Actor James Dean has symbolized teen rebellion for 60 years, but it was a tough kid from Hollywood who showed him the fine points.
The hot-tempered leader of a street gang called the Athenians, Frank Mazzola staged the famous knife fight in “Rebel Without a Cause,” Dean’s landmark 1955 film about violent, disaffected, middle-class youth. He advised Dean and director Nicholas Ray on gang talk and gang dress. He also steered the filmmakers away from an embarrassing choice of vehicles in the climactic “chickie run” showdown.
“They had cars in the script that were like a model the Dead End Kids would drive,” he told Lawrence Frascella and Al Weisel for “Live Fast, Die Young,” their 2005 book about “Rebel Without a Cause.” “They weren’t custom cars like we had.”
Mazzola, who went on to become an accomplished film editor, died Jan. 13, according to Jaime Larkin, a spokeswoman for the Motion Picture and Television Fund in Woodland Hills. He was 79.
The cause of Mazzola’s death was not disclosed. However, he had Alzheimer’s disease and disappeared from his West Hollywood home for four days in June.
Mazzola was born in Hollywood on March 7, 1935, to a family that had worked in and around movies for generations. His father, Leonard Al Mazzola, was a stuntman and actor who got his start in silent films. As a child, Frank Mazzola was an extra in “The Hunchback of Notre Dame” (1939) and other films.
By the time he was 19, he had graduated from Hollywood High School and briefly attended the University of Oregon. But much of his life was dominated by the Athenians — so named, he told The Times in 2000, because “the guys were athletes and some were scholars.” Their ranks included a kid named Syd Field, who later became a well-known scriptwriting guru.
“It wasn’t like Scorsese’s ‘Mean Streets’ of New York,” Mazzola said. “It was Hollywood.”
Still, Mazzola, by his account, was involved in violence, from shoving matches on Hollywood Boulevard to stabbings in San Bernardino. He told an interviewer that he once smashed an opponent hard enough to send him flying through a shattered second-story window.
When he tried to muscle his way onto the set of “Rebel Without a Cause,” the casting director saw trouble and threw him out. But Mazzola came back, managed to sneak up to Ray’s office, and impressed the director with his authenticity. He was given a $200 consulting fee, an office, and a script.
He hit the streets with scriptwriter Stewart Stern, who compiled a list of 52 phrases that seemed to be current at all the teen hangouts: Too much, twisted, hang loose, crazy, flake out, cool, grass, fuzz, and more.
Mazzola had seen Dean on the set of “East of Eden” but didn’t know him. “My first impression was that Jimmy was like a wild animal out of a cage,” Mazzola, who had a small part in the film, said years later. “He was telling people to back away and to not look at him.”
For “Rebel Without a Cause,” Mazzola took Dean to meet the Athenians.
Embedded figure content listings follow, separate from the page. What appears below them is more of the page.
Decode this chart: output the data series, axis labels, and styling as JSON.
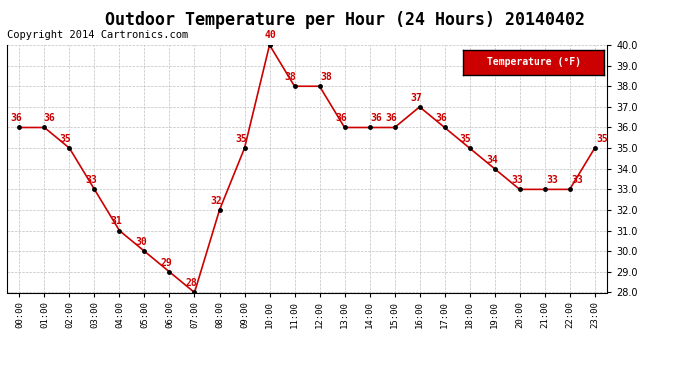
{
  "title": "Outdoor Temperature per Hour (24 Hours) 20140402",
  "copyright": "Copyright 2014 Cartronics.com",
  "legend_label": "Temperature (°F)",
  "hours": [
    "00:00",
    "01:00",
    "02:00",
    "03:00",
    "04:00",
    "05:00",
    "06:00",
    "07:00",
    "08:00",
    "09:00",
    "10:00",
    "11:00",
    "12:00",
    "13:00",
    "14:00",
    "15:00",
    "16:00",
    "17:00",
    "18:00",
    "19:00",
    "20:00",
    "21:00",
    "22:00",
    "23:00"
  ],
  "temps": [
    36,
    36,
    35,
    33,
    31,
    30,
    29,
    28,
    32,
    35,
    40,
    38,
    38,
    36,
    36,
    36,
    37,
    36,
    35,
    34,
    33,
    33,
    33,
    35
  ],
  "line_color": "#cc0000",
  "marker_color": "#000000",
  "label_color": "#cc0000",
  "grid_color": "#c0c0c0",
  "bg_color": "#ffffff",
  "legend_bg": "#cc0000",
  "legend_text_color": "#ffffff",
  "ylim_min": 28.0,
  "ylim_max": 40.0,
  "ytick_step": 1.0,
  "title_fontsize": 12,
  "copyright_fontsize": 7.5
}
They sparred in a boxing ring. They hung out. Mazzola told him a little about fighting, reminding him to wrap his jacket around his forearm during the knife fight scene — a maneuver Mazzola said he had developed through necessity.
Ultimately, Mazzola played the part of a gang member named Crunch. In some ways, he said, Dean played him, adopting his characteristic pose of leaning against a wall in his red jacket and T-shirt, his foot up and his arms crossed.
Dean, who terrified Mazzola with his crazy driving on the tortuous road through Laurel Canyon, died in a car crash on Sept. 30, 1955, in Central California.
Mazzola went on to work behind the scenes at several studios, editing his first films in the late 1960s.
He became well-known for his work with British director Donald Cammell, first on “Performance” (1970).
“I almost got into a fight when one of the producers walked in like he was a tough guy, saying, ‘No flashbacks, no flash-forwards, no cuts less than 10 frames,’” Mazzola later recalled. “I told him the only person I cut for is the director — period. He said, ‘I’m the money guy,’ blah blah — all that nonsense.”
Mazzola was similarly independent during his restoration of Cammell’s “Wild Side” (2000).
The director had committed suicide in 1996. When Mazzola viewed his friend’s final film, he said he “let out one of those primal screams. I kept running out of the room, coming back and watching it through my fingers. It was a complete embarrassment.”
Mazzola’s reworking of it undid changes wrought by the studio.
“Under Mazzola’s microsurgery, it emerges as classic cinema,” said the Guardian, a British newspaper.
Mazzola’s survivors include four daughters and three grandchildren.
Services will be at Blessed Sacrament Catholic Church in Hollywood on Jan. 31 at 11:30 a.m.